State Watch

Jackson, Mississippi votes to remove Andrew Jackson statue from City Hall

Jackson, Miss., which is named after former president and slave owner Andrew Jackson, voted Tuesday to remove a statue of him from City Hall.

The vote was 5-to-1 by the city council, according to The Mississippi Clarion Ledger

“We should not have to constantly encounter the likenesses of those who profited off of the blood, sweat, & despair of our ancestors or see them immortalized as honorable,” Mayor Chokwe Antar Lumumba (D) tweeted.

He said the city wants to “reclaim” its name “and divorce it from the legacy of a brutal owner of enslaved people who was instrumental in initiating the Trail of Tears against indigenous people.”

The timeline for removing the statue has not been determined.
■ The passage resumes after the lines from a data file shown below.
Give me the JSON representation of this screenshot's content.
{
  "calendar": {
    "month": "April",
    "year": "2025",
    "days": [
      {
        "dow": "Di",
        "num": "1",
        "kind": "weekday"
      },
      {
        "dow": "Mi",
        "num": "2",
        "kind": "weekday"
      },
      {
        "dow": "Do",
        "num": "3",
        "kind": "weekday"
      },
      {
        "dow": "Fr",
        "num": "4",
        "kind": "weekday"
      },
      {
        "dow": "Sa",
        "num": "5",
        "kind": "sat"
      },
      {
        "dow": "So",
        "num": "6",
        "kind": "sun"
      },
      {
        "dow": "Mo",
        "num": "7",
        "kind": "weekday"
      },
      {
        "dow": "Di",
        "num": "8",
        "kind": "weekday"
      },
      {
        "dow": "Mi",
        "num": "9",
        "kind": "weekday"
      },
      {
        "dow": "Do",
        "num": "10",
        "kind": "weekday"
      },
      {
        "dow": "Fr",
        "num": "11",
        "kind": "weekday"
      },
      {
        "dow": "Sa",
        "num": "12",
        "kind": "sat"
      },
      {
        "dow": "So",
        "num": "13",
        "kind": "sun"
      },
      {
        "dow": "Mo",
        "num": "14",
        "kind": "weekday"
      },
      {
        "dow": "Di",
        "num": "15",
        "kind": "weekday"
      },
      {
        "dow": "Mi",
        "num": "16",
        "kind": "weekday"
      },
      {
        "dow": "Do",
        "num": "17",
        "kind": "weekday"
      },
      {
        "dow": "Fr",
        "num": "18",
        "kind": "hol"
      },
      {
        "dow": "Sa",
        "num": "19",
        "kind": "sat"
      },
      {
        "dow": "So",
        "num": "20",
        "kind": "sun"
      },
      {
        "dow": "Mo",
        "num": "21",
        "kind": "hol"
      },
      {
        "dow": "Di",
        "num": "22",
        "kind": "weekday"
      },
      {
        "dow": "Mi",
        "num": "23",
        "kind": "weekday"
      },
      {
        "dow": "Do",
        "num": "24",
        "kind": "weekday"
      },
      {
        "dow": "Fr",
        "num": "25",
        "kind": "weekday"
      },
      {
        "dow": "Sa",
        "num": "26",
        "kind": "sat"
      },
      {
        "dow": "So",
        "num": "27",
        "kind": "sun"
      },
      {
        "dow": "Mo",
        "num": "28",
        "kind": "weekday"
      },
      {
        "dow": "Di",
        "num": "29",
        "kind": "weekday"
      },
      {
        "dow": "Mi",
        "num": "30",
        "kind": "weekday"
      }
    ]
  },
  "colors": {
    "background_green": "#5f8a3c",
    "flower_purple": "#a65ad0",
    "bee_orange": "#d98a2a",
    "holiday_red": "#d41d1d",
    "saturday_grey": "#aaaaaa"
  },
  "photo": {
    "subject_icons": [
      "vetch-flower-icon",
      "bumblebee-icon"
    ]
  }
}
It may be relocated to a museum, according to the Clarion Ledger.

Statues of Jackson and other key figures from American history have become controversial due to their past participation in slavery, among other issues.
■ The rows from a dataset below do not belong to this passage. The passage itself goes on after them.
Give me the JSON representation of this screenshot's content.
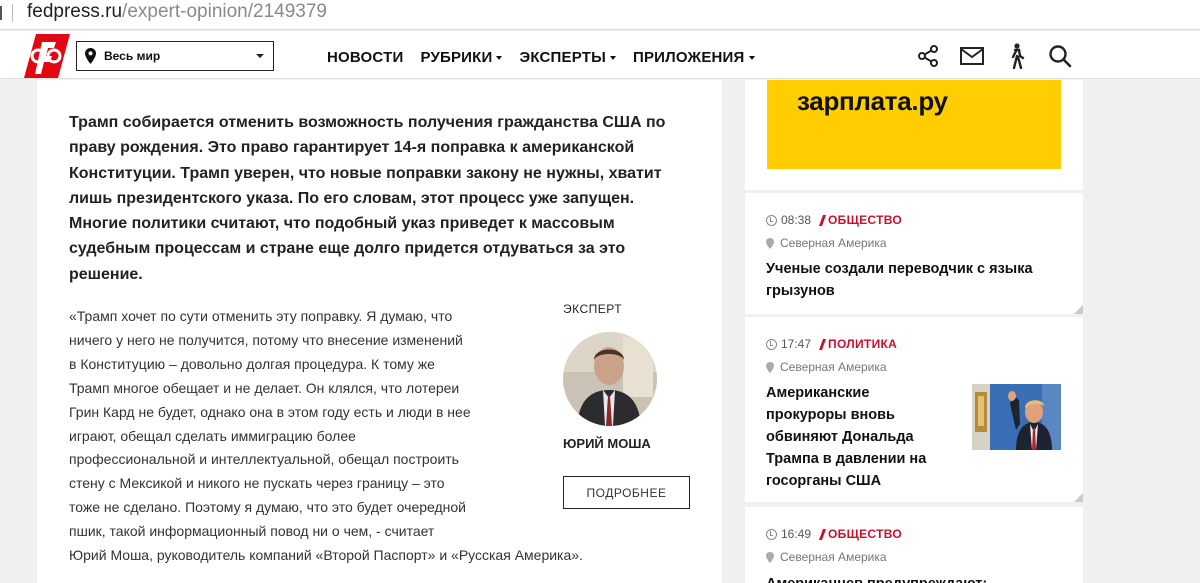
{
  "browser": {
    "url_host": "fedpress.ru",
    "url_path": "/expert-opinion/2149379"
  },
  "header": {
    "logo_icon": "fedpress-logo-icon",
    "region": "Весь мир",
    "nav": [
      {
        "label": "НОВОСТИ",
        "dropdown": false
      },
      {
        "label": "РУБРИКИ",
        "dropdown": true
      },
      {
        "label": "ЭКСПЕРТЫ",
        "dropdown": true
      },
      {
        "label": "ПРИЛОЖЕНИЯ",
        "dropdown": true
      }
    ],
    "icons": [
      "share-icon",
      "mail-icon",
      "walking-person-icon",
      "search-icon"
    ],
    "brand_color": "#e30613"
  },
  "article": {
    "lead_lines": [
      "Трамп собирается отменить возможность получения гражданства США по",
      "праву рождения. Это право гарантирует 14-я поправка к американской",
      "Конституции. Трамп уверен, что новые поправки закону не нужны, хватит",
      "лишь президентского указа. По его словам, этот процесс уже запущен.",
      "Многие политики считают, что подобный указ приведет к массовым",
      "судебным процессам и стране еще долго придется отдуваться за это",
      "решение."
    ],
    "quote_lines": [
      "«Трамп хочет по сути отменить эту поправку. Я думаю, что",
      "ничего у него не получится, потому что внесение изменений",
      "в Конституцию – довольно долгая процедура. К тому же",
      "Трамп многое обещает и не делает. Он клялся, что лотереи",
      "Грин Кард не будет, однако она в этом году есть и люди в нее",
      "играют, обещал сделать иммиграцию более",
      "профессиональной и интеллектуальной, обещал построить",
      "стену с Мексикой и никого не пускать через границу – это",
      "тоже не сделано. Поэтому я думаю, что это будет очередной",
      "пшик, такой информационный повод ни о чем, - считает",
      "Юрий Моша, руководитель компаний «Второй Паспорт» и «Русская Америка»."
    ],
    "expert": {
      "label": "ЭКСПЕРТ",
      "name": "ЮРИЙ МОША",
      "button": "ПОДРОБНЕЕ"
    }
  },
  "sidebar": {
    "ad": {
      "text": "зарплата.ру",
      "bg_color": "#ffcd00"
    },
    "news": [
      {
        "time": "08:38",
        "category": "ОБЩЕСТВО",
        "location": "Северная Америка",
        "title_lines": [
          "Ученые создали переводчик с языка",
          "грызунов"
        ],
        "has_image": false
      },
      {
        "time": "17:47",
        "category": "ПОЛИТИКА",
        "location": "Северная Америка",
        "title_lines": [
          "Американские",
          "прокуроры вновь",
          "обвиняют Дональда",
          "Трампа в давлении на",
          "госорганы США"
        ],
        "has_image": true
      },
      {
        "time": "16:49",
        "category": "ОБЩЕСТВО",
        "location": "Северная Америка",
        "title_lines": [
          "Американцев предупреждают:"
        ],
        "has_image": false
      }
    ],
    "category_color": "#c8102e"
  }
}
In Washington, D.C., protesters tried to bring down a statue of Jackson in a park near the White House last month, earning criticism from President Trump, who opposes such statues’ removal. Four men were charged with destruction of federal property.
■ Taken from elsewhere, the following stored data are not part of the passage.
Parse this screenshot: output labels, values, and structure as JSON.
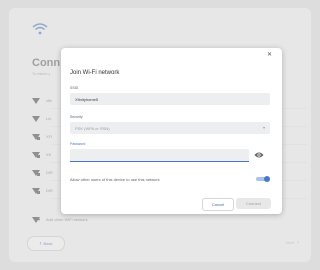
{
  "background": {
    "title": "Conn",
    "subtitle": "To restore y",
    "networks": [
      {
        "name": "xfin",
        "signal": "full"
      },
      {
        "name": "Lin",
        "signal": "full"
      },
      {
        "name": "XFI",
        "signal": "partial"
      },
      {
        "name": "Xfi",
        "signal": "partial"
      },
      {
        "name": "DIR",
        "signal": "partial"
      },
      {
        "name": "DIR",
        "signal": "partial"
      },
      {
        "name": "Add other WiFi network",
        "signal": "add"
      }
    ],
    "back_label": "Back",
    "next_label": "Next"
  },
  "dialog": {
    "title": "Join Wi-Fi network",
    "ssid_label": "SSID",
    "ssid_value": "Xfinityhome5",
    "security_label": "Security",
    "security_value": "PSK (WPA or RSN)",
    "password_label": "Password",
    "password_value": "",
    "share_label": "Allow other users of this device to use this network",
    "share_enabled": true,
    "cancel_label": "Cancel",
    "connect_label": "Connect"
  },
  "colors": {
    "accent": "#4a78c9",
    "background": "#f1f1f1"
  }
}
“These people are vandals, but they’re agitators, but they’re really, they’re terrorists in a sense,” Trump said of protesters seeking to tear down statues in public spaces.

He also signed an executive order strengthening laws to protect statues and monuments, even as protesters topple statues of Christopher Columbus in Baltimore and Ulysses S. Grant in San Francisco.

Multiple cities across the country, as well as internationally, are also removing similar statues after votes by local government.

D.C. Del. Eleanor Holmes Norton (D) has urged the legal removal of the city’s statue of Jackson.